Some representative beverages are coffee (Tinto), champús, cholado, lulada, avena colombiana, sugarcane juice, aguapanela, aguardiente, hot chocolate and fresh fruit juices (often made with water or milk).

===Sports===

Mariana Pajón is a Colombian cyclist, two-time Olympic gold medalist and BMX World Champion.

Tejo is Colombia's national sport and is a team sport that involves launching projectiles to hit a target. But of all sports in Colombia, football is the most popular. Colombia was the champion of the 2001 Copa América, in which they set a new record of being undefeated, conceding no goals and winning each match. Colombia has been awarded "mover of the year" twice.

Colombia is a hub for roller skaters. The national team is a perennial powerhouse at the World Roller Speed Skating Championships. Colombia has traditionally been very good in cycling and a large number of Colombian cyclists have triumphed in major competitions of cycling.
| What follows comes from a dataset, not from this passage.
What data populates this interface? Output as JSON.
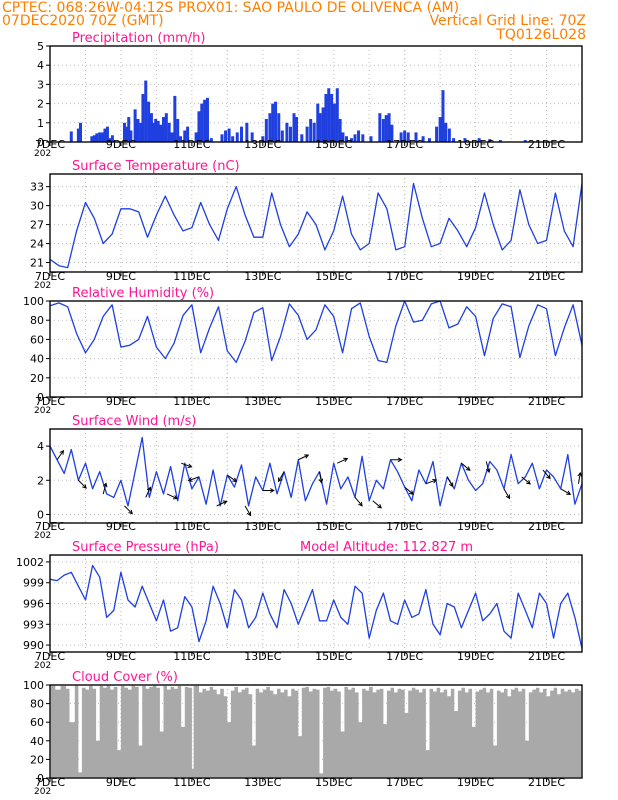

Baseball is popular in cities like Cartagena and Barranquilla. Of those cities have come good players like: Orlando Cabrera, Édgar Rentería, who was champion of the World Series in 1997 and 2010 and others who have played in Major League Baseball. Colombia was world amateur champion in 1947 and 1965.

Boxing is one of the sports that has produced more world champions for Colombia.
Motorsports also occupies an important place in the sporting preferences of Colombians; Juan Pablo Montoya is a race car driver known for winning 7 Formula One events. Colombia also has excelled in sports such as BMX, judo, shooting sport, taekwondo, wrestling, high diving and athletics, also has a long tradition in weightlifting and bowling.